The November birthstone, citrine, symbolizes love and affection. It is believed to give the wearer increased strength and intellect.
History of citrine
The first civilization thought to wear citrine (a yellow variety of quartz) were the Romans, who shaped it into cabochon—polished but unfaceted cuts of stone worn in jewelry. During the Romantic Period in turn-of-the-century Europe, citrine became more popular for the way it visually enhances gold jewelry. Citrine, like all forms of quartz, was believed to have magical powers and was worn as protection against evil and snake venom poisoning.
Science of citrine
Some citrine actually began as purple amethyst, but heat from nearby molten rock changed it to a warm yellow color. Citrine is one of the less-common varieties of quartz, and it ranges from a pale yellow to a dark amber that's named Madeira for its resemblance to the red wine of Portugal.
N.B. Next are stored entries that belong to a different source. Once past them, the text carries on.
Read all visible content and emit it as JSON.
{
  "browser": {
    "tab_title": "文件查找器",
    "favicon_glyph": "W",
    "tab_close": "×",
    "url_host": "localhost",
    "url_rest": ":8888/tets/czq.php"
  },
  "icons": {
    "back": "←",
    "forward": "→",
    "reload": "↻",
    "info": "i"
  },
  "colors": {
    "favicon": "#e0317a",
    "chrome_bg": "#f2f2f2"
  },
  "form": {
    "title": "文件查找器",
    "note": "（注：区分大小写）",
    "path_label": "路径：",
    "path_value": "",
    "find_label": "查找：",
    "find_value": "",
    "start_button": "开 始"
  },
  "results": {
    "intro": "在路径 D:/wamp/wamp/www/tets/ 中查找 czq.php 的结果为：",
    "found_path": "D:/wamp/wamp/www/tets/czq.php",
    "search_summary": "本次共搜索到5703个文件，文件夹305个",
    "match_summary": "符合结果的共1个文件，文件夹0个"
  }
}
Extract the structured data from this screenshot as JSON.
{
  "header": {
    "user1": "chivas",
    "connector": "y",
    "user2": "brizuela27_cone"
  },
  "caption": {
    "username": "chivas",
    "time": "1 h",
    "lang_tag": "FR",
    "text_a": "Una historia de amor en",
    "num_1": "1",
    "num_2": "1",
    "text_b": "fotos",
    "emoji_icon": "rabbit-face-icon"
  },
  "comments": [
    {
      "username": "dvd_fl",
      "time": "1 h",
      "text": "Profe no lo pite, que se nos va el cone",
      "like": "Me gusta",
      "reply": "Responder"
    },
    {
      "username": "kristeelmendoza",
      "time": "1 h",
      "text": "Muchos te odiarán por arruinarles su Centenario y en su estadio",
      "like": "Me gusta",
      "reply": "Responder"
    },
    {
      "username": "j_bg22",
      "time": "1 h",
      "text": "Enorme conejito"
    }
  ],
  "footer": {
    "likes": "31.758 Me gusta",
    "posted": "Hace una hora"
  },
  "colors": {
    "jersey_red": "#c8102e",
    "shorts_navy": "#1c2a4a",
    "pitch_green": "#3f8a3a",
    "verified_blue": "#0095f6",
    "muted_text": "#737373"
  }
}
Follow these simple steps to keep your jewelry looking its best
Always store jewelry separately; on a tube, in a box or in an anti-tarnish pouch (precious jewelry only).
Always remove jewelry before swimming, bathing, doing household chores, or using abrasive cleaners. Remember, some household cleaners contain chlorine bleach; these will cause discoloration of gemstone jewelry.
Apply beauty products such as perfume, hairspray or deodorant before wearing jewelry as certain chemicals can leave a residue on your jewelry that can harm or dull silver, gold and gemstones.